Temps réel : quand le paiement devient instantané

Dossier réalisé par Séverine Leboucher

Introduction

Temps réel : quand le paiement devient instantané

Dans un monde digitalisé, il devient de plus en plus difficile pour un client d’accepter qu’un virement mette plusieurs jours à arriver sur son compte. Consciente que le temps réel est devenu inéluctable pour bien des opérations bancaires, l’industrie européenne s’organise. L’instant payment verra le jour en novembre prochain. Un premier pas vers le temps réel généralisé ?

Temps réel et paiement instantané

Suivre la livraison de son colis Amazon, localiser son chauffeur Uber en approche, connaître le prochain passage de son bus RATP, assister à un événement à l’autre bout du monde via Periscope… autant d’actes de la vie quotidienne qui ont en commun d’être en temps réel. Comme le souligne Alex Manson, banquier chez Standard Chartered basé à Singapour, nous sommes dans une « recherche de la satisfaction immédiate : on voit un produit et on veut immédiatement avoir plus d’informations, l’acheter, le payer et le recevoir ». Problème : l’acte de paiement et les services bancaires d’une manière générale sont encore loin d’être tous instantanés.

Si un certain nombre de marchés émergents et quelques pays développés (Royaume-Uni, Suède…) se sont emparés depuis plusieurs années du sujet du temps réel dans les paiements, l’Europe continentale reste à la traîne. Pour combler son retard, l’industrie s’apprête à lancer un nouveau moyen de paiement SEPA : le virement instantané ou SCT Inst. L’EPC [1], les banques, les chambres de compensation et la BCE travaillent à la « tuyauterie », qui doit être en place en novembre 2017. Mais les offres commerciales pourraient tarder.

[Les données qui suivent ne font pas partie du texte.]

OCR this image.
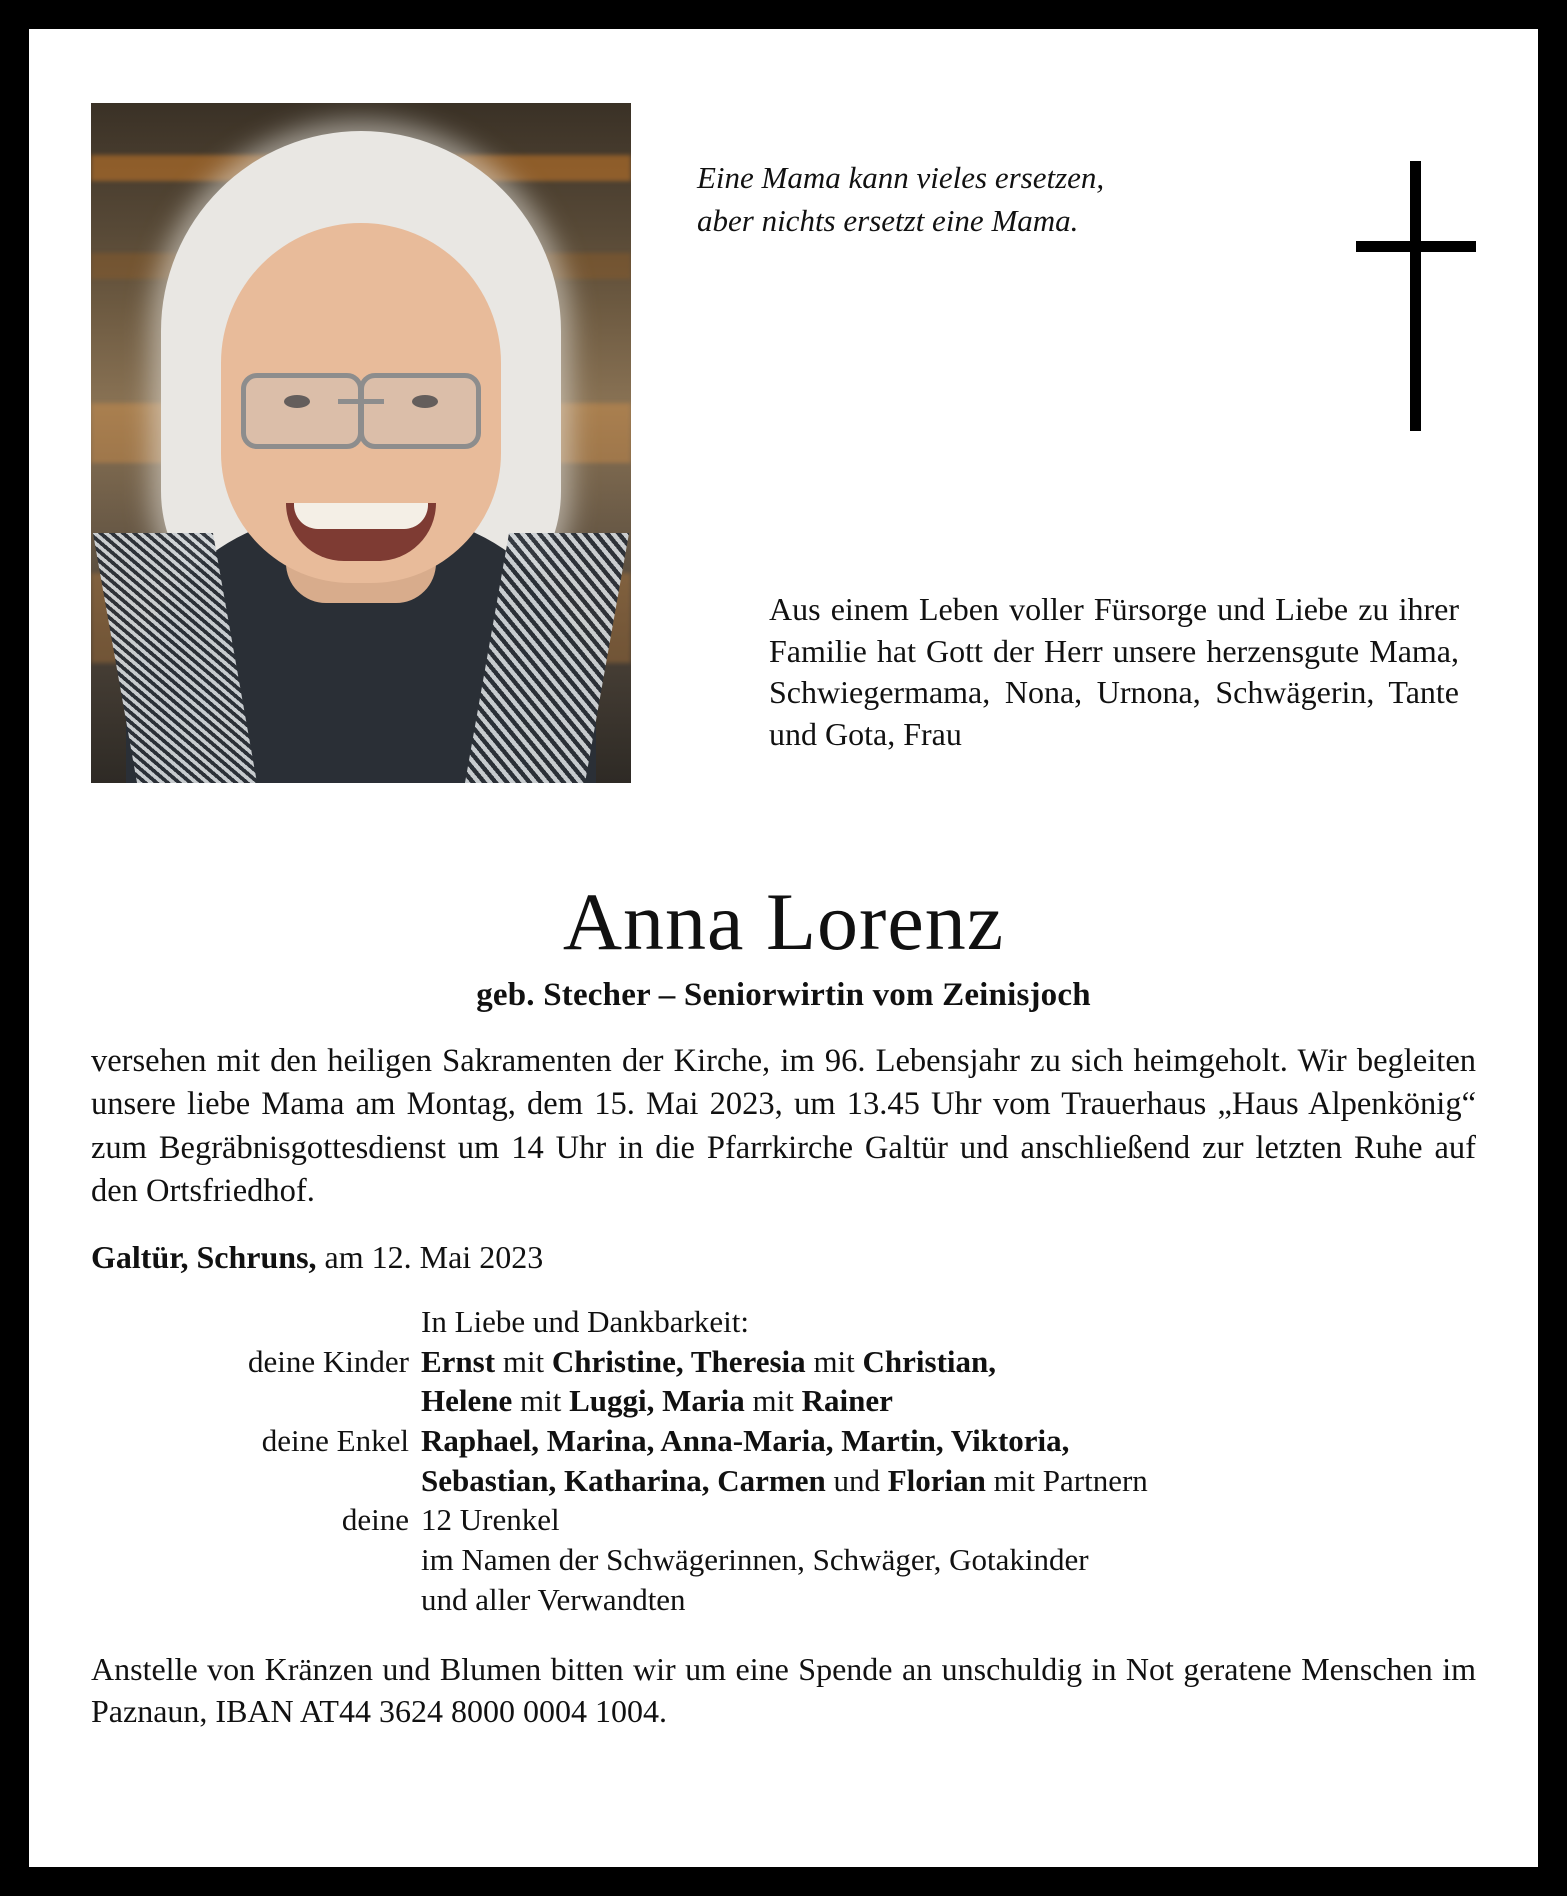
Eine Mama kann vieles ersetzen,
aber nichts ersetzt eine Mama.
Aus einem Leben voller Fürsorge und Liebe zu ihrer Familie hat Gott der Herr unsere herzensgute Mama, Schwiegermama, Nona, Urnona, Schwägerin, Tante und Gota, Frau
Anna Lorenz
geb. Stecher – Seniorwirtin vom Zeinisjoch
versehen mit den heiligen Sakramenten der Kirche, im 96. Lebensjahr zu sich heimgeholt. Wir begleiten unsere liebe Mama am Montag, dem 15. Mai 2023, um 13.45 Uhr vom Trauerhaus „Haus Alpenkönig“ zum Begräbnisgottesdienst um 14 Uhr in die Pfarrkirche Galtür und anschließend zur letzten Ruhe auf den Ortsfriedhof.
Galtür, Schruns, am 12. Mai 2023
In Liebe und Dankbarkeit:
deine Kinder Ernst mit Christine, Theresia mit Christian,
Helene mit Luggi, Maria mit Rainer
deine Enkel Raphael, Marina, Anna-Maria, Martin, Viktoria,
Sebastian, Katharina, Carmen und Florian mit Partnern
deine 12 Urenkel
im Namen der Schwägerinnen, Schwäger, Gotakinder
und aller Verwandten
Anstelle von Kränzen und Blumen bitten wir um eine Spende an unschuldig in Not geratene Menschen im Paznaun, IBAN AT44 3624 8000 0004 1004.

Pas facile en effet de positionner ce virement, effectif en 10 secondes, dans le paysage des paiements nationaux. Selon une étude du CNPS [2] français, 38,5 % des entreprises seraient intéressées par cet instrument, en particulier les plus grandes. Que viendrait-il remplacer ? Indéniablement, le cash – dans un souci permanent des institutions de dématérialiser les flux – et le chèque – explicitement ciblé par le CNPS – mais aussi potentiellement la carte. L’EPC explique son choix de privilégier le virement comme support à l’instant payment par un souci de rapidité de mise en œuvre. Mais en filigrane, c’est aussi pour l’Europe une chance de s’affranchir du poids des schemes cartes américains, Mastercard et Visa en particulier. Une vision nuancée par Christophe Van Cauwenberghe chez Société Générale : « Tout dépendra du coût du service : le paiement instantané ne sera intéressant que s’il se révèle compétitif par rapport à la carte, dont les commissions d’interchange ont déjà beaucoup baissé. La mise à disposition instantanée des fonds au commerçant justifiera-t-elle le prix facturé ? Telle est la question. »

La FinTech à l’affût

Il faudra aussi compter avec les nouveaux acteurs du secteur des paiements, dont les ambitions seront rendues possibles par la DSP2 dès janvier 2018. On pourrait ainsi imaginer un cas d’usage où le commerçant collecterait l’IBAN de ses clients les plus fidèles et leur proposerait de payer directement à partir de l’application qu’il met à leur disposition. Le commerçant utiliserait pour cela les services d’un tiers de paiement. « Les banques ne seront pas capables de créer une interface véritablement ergonomique pour le client et le service restera très “bank centric”, prédit un de ces tiers de paiement. Il faudra des FinTech autorisées par la DSP 2 à faire de l’initiation de paiement, pour fournir aux commerçants ce type d’applications d’instant payment. »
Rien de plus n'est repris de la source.